F-86 Sabre Jet!
art by Alex Toth, story by Harvey Kurtzman
Frontline Combat #12 (1953)
Alex Toth only did three stories for EC, for the Kurtzman war titles. Apparently he didn't quite fit in with the EC way of doing things.
The results of the collaboration are interesting in this story (the better of the two I have. I have to pick up the one where Kurtzman inks Toth's pencils sometime, just to see what it looks like). It's an aviation based story, which is always a popular theme with Toth ("The Tally", "Burma Sky", "Lone Hawk", BRAVE FOR ADVENTURE), with a very tight focus on the planes and the sky. We never see more than the heads of the pilots. The story follows a mission of one of the planes of the title in Korea, facing an enemy squad of MIGs and an intense two page sequence where the pilot is lost in a cloud bank, struggling between believing his instincts and the equipment readouts.
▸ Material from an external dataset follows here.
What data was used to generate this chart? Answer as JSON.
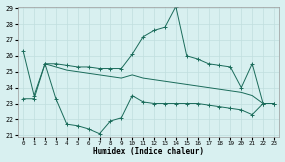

It's a very strong story, and Toth's particular style fits it nicely. It would have been interesting to see what he could have done if he'd worked more with EC. The reprints of the stuff he was doing with Standard at the time are pretty, but this shows a lot more of his later style.
I'm curious what the black and white version of this story looks like, as a lot of the colouring of the clouds are just areas of colour with no ink line. This is definitely a story where Toth took his economy of line style to an extreme, and is an interesting contrast with the usual EC standard, where most of the artists were into lush rendering, highly illustrative artwork (this is an all Air Force issue, and you can compare the simple but effective rendering of Toth with the extreme detail that Evans, Davis and Wood give to the planes and copters in their stories).